リーダー・ウォーク
主導権は渡さないこと
稟の何気ない言葉に何故か黙りなんとも言えない微妙な顔をする松宮。
こんな空気になるような変なことを言ってしまったのかと焦るけれど。
どう記憶を思い返しても別段おかしくはない。はずだ。
「あの」
何か言ってください。そんな黙られると怖いです。
「あんた、俺とデートしたいとかじゃない……よなぁ?」
「な、なんで私が!?」
「だよな」
「何言ってるんですか。
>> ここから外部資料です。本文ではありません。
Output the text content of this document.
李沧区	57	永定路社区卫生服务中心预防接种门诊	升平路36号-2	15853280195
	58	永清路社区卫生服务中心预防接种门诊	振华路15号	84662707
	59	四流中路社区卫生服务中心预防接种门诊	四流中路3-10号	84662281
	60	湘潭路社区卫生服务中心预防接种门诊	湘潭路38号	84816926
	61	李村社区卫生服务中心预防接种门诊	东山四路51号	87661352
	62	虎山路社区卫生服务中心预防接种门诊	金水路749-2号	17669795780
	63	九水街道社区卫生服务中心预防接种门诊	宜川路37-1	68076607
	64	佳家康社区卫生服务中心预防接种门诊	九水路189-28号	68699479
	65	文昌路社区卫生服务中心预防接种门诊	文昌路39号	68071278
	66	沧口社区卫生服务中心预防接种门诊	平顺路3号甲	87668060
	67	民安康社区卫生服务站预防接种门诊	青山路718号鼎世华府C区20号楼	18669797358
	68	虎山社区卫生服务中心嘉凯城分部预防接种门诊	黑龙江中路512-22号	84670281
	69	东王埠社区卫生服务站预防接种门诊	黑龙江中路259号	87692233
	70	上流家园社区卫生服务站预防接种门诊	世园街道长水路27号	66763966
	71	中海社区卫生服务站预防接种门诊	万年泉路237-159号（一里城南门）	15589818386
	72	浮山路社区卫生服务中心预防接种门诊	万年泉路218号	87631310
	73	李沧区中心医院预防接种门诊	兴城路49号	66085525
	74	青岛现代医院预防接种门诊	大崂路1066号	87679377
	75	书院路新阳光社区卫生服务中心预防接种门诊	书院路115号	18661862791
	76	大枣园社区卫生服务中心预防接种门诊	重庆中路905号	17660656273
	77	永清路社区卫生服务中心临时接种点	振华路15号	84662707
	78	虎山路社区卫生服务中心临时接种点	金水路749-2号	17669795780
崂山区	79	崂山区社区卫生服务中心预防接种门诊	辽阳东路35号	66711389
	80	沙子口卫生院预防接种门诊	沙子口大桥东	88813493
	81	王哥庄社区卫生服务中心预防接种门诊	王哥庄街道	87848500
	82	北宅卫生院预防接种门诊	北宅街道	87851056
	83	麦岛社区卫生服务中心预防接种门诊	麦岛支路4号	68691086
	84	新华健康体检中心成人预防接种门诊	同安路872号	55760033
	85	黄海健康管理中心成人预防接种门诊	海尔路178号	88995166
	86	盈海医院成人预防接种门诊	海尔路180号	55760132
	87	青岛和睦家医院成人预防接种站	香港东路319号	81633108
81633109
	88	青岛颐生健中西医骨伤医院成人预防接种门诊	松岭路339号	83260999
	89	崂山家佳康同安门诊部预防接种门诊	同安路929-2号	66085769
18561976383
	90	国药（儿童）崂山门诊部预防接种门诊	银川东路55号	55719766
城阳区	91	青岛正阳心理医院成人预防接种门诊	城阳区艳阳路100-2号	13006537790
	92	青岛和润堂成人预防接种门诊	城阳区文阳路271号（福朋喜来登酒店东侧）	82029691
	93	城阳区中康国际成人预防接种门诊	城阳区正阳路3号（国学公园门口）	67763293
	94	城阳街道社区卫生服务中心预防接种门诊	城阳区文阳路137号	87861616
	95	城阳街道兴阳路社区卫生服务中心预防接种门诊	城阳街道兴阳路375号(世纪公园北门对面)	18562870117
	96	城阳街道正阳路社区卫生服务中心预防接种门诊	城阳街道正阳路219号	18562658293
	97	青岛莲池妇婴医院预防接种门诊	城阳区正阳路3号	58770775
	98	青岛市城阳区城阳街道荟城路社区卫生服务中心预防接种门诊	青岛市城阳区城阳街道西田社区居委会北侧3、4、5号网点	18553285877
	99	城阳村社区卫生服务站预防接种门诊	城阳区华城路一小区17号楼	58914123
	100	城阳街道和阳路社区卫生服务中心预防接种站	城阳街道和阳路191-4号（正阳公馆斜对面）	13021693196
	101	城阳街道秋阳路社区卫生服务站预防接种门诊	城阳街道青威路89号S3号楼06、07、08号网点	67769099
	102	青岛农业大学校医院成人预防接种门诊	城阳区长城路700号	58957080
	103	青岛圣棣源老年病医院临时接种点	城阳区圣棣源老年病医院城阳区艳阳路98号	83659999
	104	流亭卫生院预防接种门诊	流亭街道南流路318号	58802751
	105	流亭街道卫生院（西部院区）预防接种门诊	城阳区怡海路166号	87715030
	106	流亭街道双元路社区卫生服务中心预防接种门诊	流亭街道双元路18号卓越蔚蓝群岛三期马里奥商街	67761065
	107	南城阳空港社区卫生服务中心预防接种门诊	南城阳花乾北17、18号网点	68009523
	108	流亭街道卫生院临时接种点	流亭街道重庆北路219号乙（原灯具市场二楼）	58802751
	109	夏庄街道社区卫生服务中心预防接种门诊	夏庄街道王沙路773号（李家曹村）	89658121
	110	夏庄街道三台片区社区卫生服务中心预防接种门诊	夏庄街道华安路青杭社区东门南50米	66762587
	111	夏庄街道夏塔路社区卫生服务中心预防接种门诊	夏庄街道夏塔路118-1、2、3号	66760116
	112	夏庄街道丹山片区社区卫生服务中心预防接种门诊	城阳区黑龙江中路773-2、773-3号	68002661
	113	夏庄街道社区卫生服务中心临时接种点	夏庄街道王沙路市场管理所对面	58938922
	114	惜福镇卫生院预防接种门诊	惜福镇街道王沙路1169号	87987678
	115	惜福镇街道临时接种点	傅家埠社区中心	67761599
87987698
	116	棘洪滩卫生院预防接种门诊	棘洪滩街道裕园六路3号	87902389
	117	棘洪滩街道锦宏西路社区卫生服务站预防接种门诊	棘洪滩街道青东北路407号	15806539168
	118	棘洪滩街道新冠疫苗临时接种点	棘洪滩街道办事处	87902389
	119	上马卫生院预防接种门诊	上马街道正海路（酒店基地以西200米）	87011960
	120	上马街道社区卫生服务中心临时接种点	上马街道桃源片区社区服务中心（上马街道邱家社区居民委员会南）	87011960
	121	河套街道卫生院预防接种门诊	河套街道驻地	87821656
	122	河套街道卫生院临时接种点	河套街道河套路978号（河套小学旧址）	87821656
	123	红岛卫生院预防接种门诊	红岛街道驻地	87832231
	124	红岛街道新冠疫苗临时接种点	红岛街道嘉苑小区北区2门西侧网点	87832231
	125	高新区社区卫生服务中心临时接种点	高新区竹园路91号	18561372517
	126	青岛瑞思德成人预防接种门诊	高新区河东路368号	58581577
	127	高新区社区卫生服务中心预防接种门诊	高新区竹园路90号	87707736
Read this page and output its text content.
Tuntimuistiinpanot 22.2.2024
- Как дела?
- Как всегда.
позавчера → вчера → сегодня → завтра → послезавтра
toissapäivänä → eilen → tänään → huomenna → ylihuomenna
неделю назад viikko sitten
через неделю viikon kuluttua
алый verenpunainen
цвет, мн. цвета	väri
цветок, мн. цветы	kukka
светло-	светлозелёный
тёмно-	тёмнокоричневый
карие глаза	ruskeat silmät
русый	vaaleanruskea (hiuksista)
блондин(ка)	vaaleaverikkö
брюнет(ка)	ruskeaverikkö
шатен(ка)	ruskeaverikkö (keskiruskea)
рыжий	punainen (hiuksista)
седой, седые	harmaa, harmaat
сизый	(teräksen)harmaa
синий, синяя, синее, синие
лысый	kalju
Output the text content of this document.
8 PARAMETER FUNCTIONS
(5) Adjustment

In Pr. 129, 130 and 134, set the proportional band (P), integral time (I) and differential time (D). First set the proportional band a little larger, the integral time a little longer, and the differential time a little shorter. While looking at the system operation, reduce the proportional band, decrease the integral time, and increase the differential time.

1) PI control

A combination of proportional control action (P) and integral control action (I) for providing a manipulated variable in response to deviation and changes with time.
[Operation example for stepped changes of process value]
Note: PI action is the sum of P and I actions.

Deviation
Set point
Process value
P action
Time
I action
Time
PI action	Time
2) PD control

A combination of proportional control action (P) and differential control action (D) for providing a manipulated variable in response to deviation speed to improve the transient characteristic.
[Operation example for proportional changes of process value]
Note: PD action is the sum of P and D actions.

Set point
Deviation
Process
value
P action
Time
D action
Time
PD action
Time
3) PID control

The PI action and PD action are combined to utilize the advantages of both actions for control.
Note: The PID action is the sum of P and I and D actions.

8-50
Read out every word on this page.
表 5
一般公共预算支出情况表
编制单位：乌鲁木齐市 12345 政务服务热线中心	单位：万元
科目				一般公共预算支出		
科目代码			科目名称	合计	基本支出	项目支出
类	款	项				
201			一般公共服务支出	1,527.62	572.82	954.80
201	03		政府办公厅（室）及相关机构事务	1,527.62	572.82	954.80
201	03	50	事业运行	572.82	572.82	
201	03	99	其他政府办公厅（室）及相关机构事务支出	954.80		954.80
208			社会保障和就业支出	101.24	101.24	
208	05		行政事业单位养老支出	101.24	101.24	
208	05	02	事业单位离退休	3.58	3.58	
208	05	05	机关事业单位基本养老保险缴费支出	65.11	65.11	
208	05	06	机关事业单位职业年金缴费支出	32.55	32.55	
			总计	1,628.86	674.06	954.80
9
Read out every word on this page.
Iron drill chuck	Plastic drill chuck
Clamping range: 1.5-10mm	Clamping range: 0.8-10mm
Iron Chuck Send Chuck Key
この前デートしてたじゃないですか」
セクシーなお姉さんとイチャイチャとくっついて歩いて行ったじゃないですか。
プロに任せたんじゃないかと思うほどお化粧もばっちりで香水もしっかりの。
貴方の隣に立っていても遜色のなく、見栄えの良い女性が。
「デートぉ?……この前ねえ」
「ほら。私が部屋を見つけた時に」
「……ああ。あれ?」
「そうそう」
そんな日も経ってないのによく忘れられるなこの人。
彼女大丈夫なんだろうかこんな扱いで。
稟にとってはそんなのは関係ない事だけど、ちょっと可哀想。
「別に。デートってほどじゃないけど。どうも遊ぶ約束してたらしくて。
覚えてないけど、遊べって煩いからさ。
俺忙しいのにちょっと付き合ってやっただけだから」
「ひどっ」
なんてロクデナシ発言だ。最低すぎる。
そしてそれを平気で他人にいうあたりが余計にたちが悪い。
それくらい彼にとって女性と遊ぶことは普通の事?意味は無い?
「向こうだってマジじゃないさ。ああいうのって常にいい物件探してんだから。
俺は三男だし、当主になる可能性はゼロだからな。ま、それでもその辺の
社長レベルよりはいい暮らしが出来るだろうけど?」
「そういうものなんですか?何だか夢が無いですね」
「あんたには夢があるんだろう?」
「はい」
「ああいう女連中にだって夢がある。それがセレブになることってだけ」
「……なるほど。夢の種類が違うだけ」
方向性の違いだけで根っこは似たようなものということ?
そう言われてしまうと何だかちょっと納得してしまう。
「そ。あんたが夢のために犬っころと格闘するように連中はエステだの整形だのに
膨大に金と時間をかけるわけだ。男ってのは若くて見た目がいい女が好きだからな」
「…松宮様も?」
「そうだな。パーティやらちょっと気取った場所へ行くにはそういうお飾りが
あったほうが見栄えがよくて楽でいいからな」
やっぱりパーティや付き合い何てセレブさんたちになると綺麗じゃないとダメなのか。
参加する予定は一切無いけれど、大変なところなのだということはよく分かった。
そして、自分はそんな場所へは絶対に行かないし行けないということも。